Le Moro était un de ces jeunes étudiants produit de la radicalisation de la jeunesse des années 1960 qui liaient leur engagement contre le franquisme aux montées révolutionnaires de l’époque, de Mai 68 à la lutte de libération du peuple vietnamien et au printemps de Prague. C’était profondément un internationaliste.

Mai 68, l’intervention de la JCR (Jeunesse communiste révolutionnaire) et les premières années de la Ligue communiste en France vont le conduire à travailler avec la IVe internationale.

Il aura été le principal dirigeant de la LCR en Espagne durant toutes ces années de clandestinité et lors de la transition post franquiste. Il a été ensuite, à contre courant du désenchantement des lendemains de la fin de la dictature franquiste, un des animateurs de la LCR, mais au-delà de la gauche révolutionnaire de l’Etat espagnol, le Moro a aussi été un des principaux animateurs de la IVe Internationale en Europe, ainsi qu’en Amérique latine où il a participé à une série débats stratégiques de la révolution latino-américaine, notamment en Amérique centrale. Il a aussi, entre autres avec Daniel Bensaid, à qui l’unissait une vraie complicité politique et une profonde amitié, contribué à la construction des sections de l’Internationale, en Bolivie, Mexique et Brésil...

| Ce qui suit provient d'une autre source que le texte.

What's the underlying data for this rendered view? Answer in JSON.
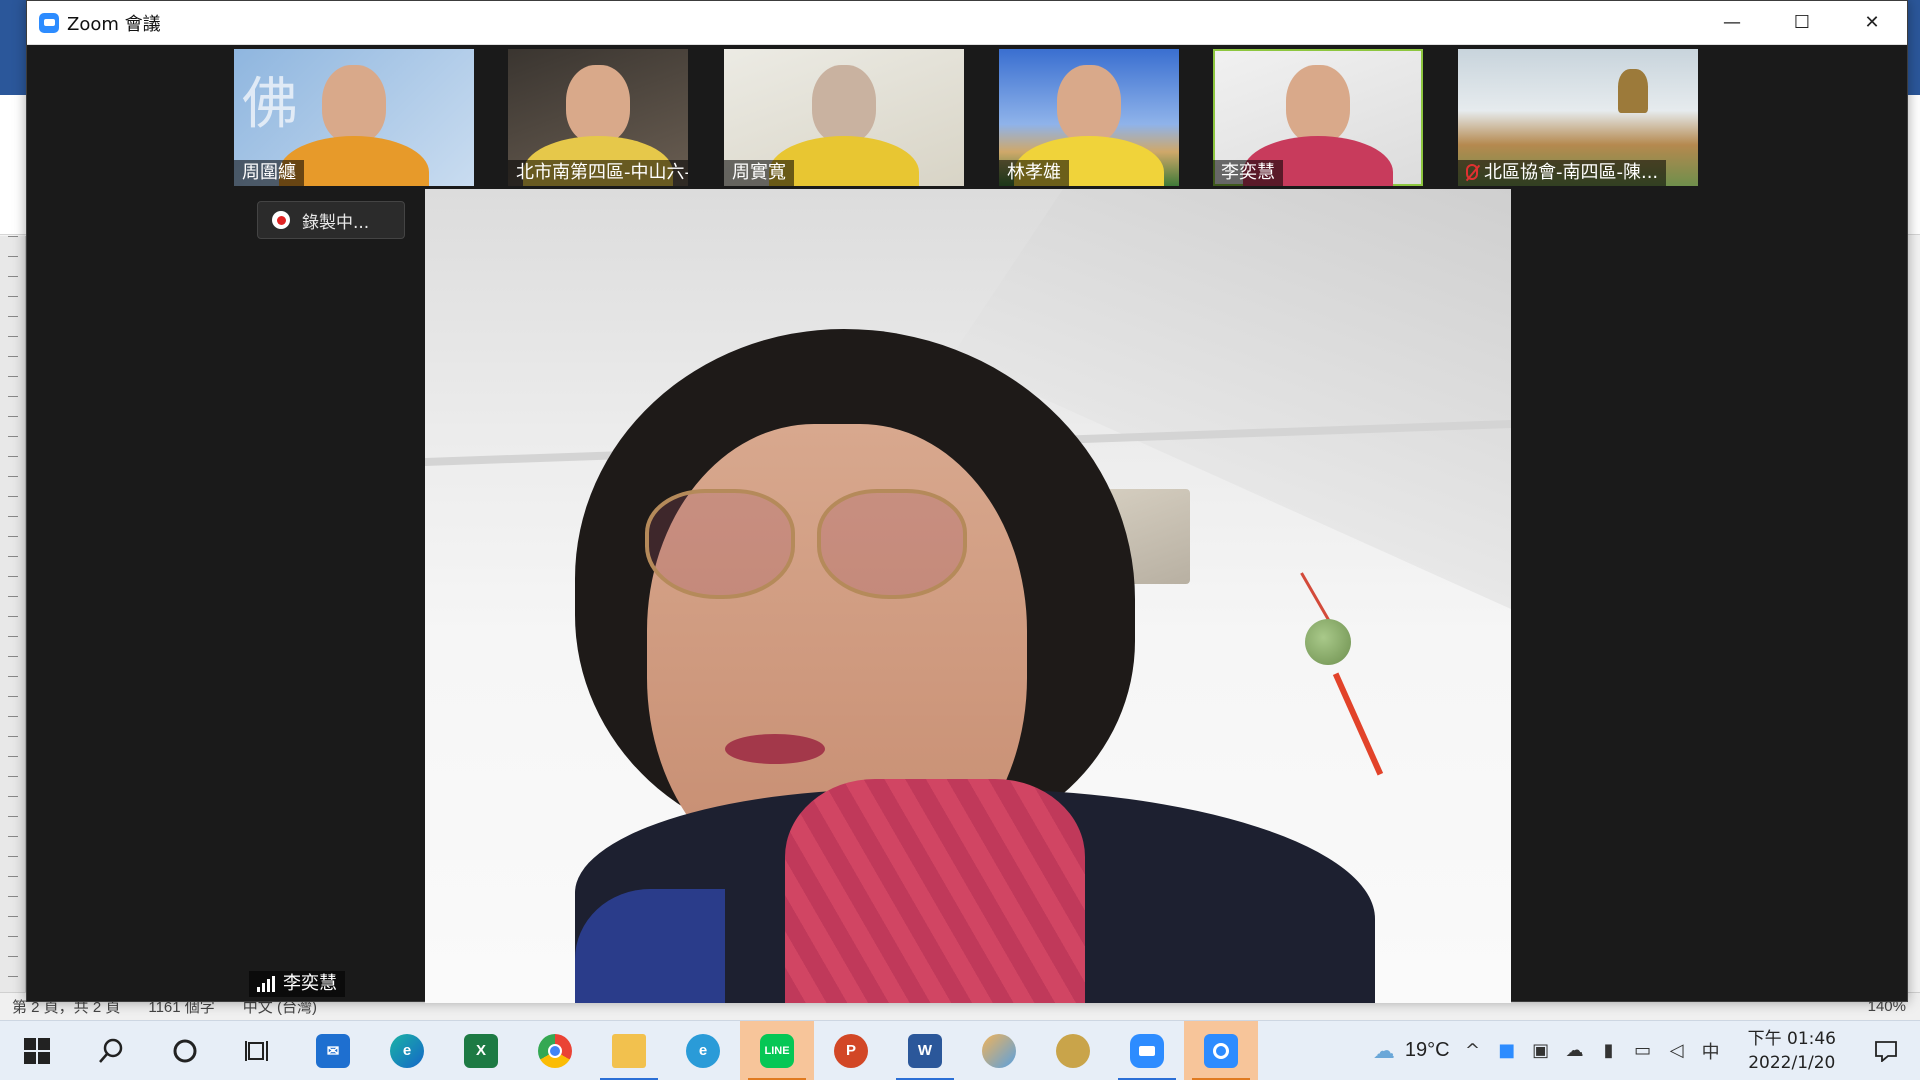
{
  "window": {
    "title": "Zoom 會議",
    "minimize_glyph": "—",
    "maximize_glyph": "☐",
    "close_glyph": "✕"
  },
  "gallery": {
    "tiles": [
      {
        "name": "周圍纏",
        "muted": false,
        "active": false
      },
      {
        "name": "北市南第四區-中山六-楊...",
        "muted": false,
        "active": false
      },
      {
        "name": "周實寬",
        "muted": false,
        "active": false
      },
      {
        "name": "林孝雄",
        "muted": false,
        "active": false
      },
      {
        "name": "李奕慧",
        "muted": false,
        "active": true
      },
      {
        "name": "北區協會-南四區-陳...",
        "muted": true,
        "active": false
      }
    ]
  },
  "recording": {
    "label": "錄製中..."
  },
  "speaker": {
    "name": "李奕慧"
  },
  "word_status": {
    "page": "第 2 頁，共 2 頁",
    "words": "1161 個字",
    "language": "中文 (台灣)",
    "zoom": "140%"
  },
  "taskbar": {
    "apps": [
      {
        "icon": "windows-start-icon",
        "running": false,
        "highlight": false
      },
      {
        "icon": "search-icon",
        "running": false,
        "highlight": false
      },
      {
        "icon": "cortana-icon",
        "running": false,
        "highlight": false
      },
      {
        "icon": "task-view-icon",
        "running": false,
        "highlight": false
      },
      {
        "icon": "mail-icon",
        "running": false,
        "highlight": false
      },
      {
        "icon": "edge-icon",
        "running": false,
        "highlight": false
      },
      {
        "icon": "excel-icon",
        "running": false,
        "highlight": false
      },
      {
        "icon": "chrome-icon",
        "running": false,
        "highlight": false
      },
      {
        "icon": "file-explorer-icon",
        "running": true,
        "highlight": false
      },
      {
        "icon": "internet-explorer-icon",
        "running": false,
        "highlight": false
      },
      {
        "icon": "line-icon",
        "running": true,
        "highlight": true
      },
      {
        "icon": "powerpoint-icon",
        "running": false,
        "highlight": false
      },
      {
        "icon": "word-icon",
        "running": true,
        "highlight": false
      },
      {
        "icon": "paint-icon",
        "running": false,
        "highlight": false
      },
      {
        "icon": "bird-app-icon",
        "running": false,
        "highlight": false
      },
      {
        "icon": "zoom-icon",
        "running": true,
        "highlight": false
      },
      {
        "icon": "zoom-meeting-icon",
        "running": true,
        "highlight": true
      }
    ],
    "weather": "19°C",
    "ime": "中",
    "time": "下午 01:46",
    "date": "2022/1/20"
  },
  "colors": {
    "zoom_blue": "#2d8cff",
    "active_speaker_border": "#8dc63f",
    "recording_red": "#e02424",
    "word_blue": "#2b579a"
  }
}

Il a ensuite choisi de poursuivre son engagement politique en créant la revue Viento Sur, une revue de référence tant par sa qualité que par son ouverture intellectuelle et politique. Il l’aura dirigée et animée jusqu’à la fin de sa vie, malgré un cancer qui le déchirait et ses forces qui s’épuisaient.

Avec la création d’Izquierda anticapitalista est apparue une organisation révolutionnaire qui faisait sienne les combats qu’il n’avait cessé de partager et il lui a apporté tout le soutien dont il se sentait capable.

Moro a été pour notre génération un exemple de ce que signifie l’engagement politique. De la clandestinité à la construction quotidienne d’organisations révolutionnaires, il était toujours présent. Loin de tout dogmatisme et sectarisme, il cherchait dans toutes les expériences révolutionnaires ce qui pouvait changer les choses, ce qui pouvait conduire à faire de la politique concrète. Mais, c’était surtout un exemple dans les relations militantes : un profond respect des individus, la recherche de ce qui unissait plutôt que ce qui divisait, et une profonde sympathie.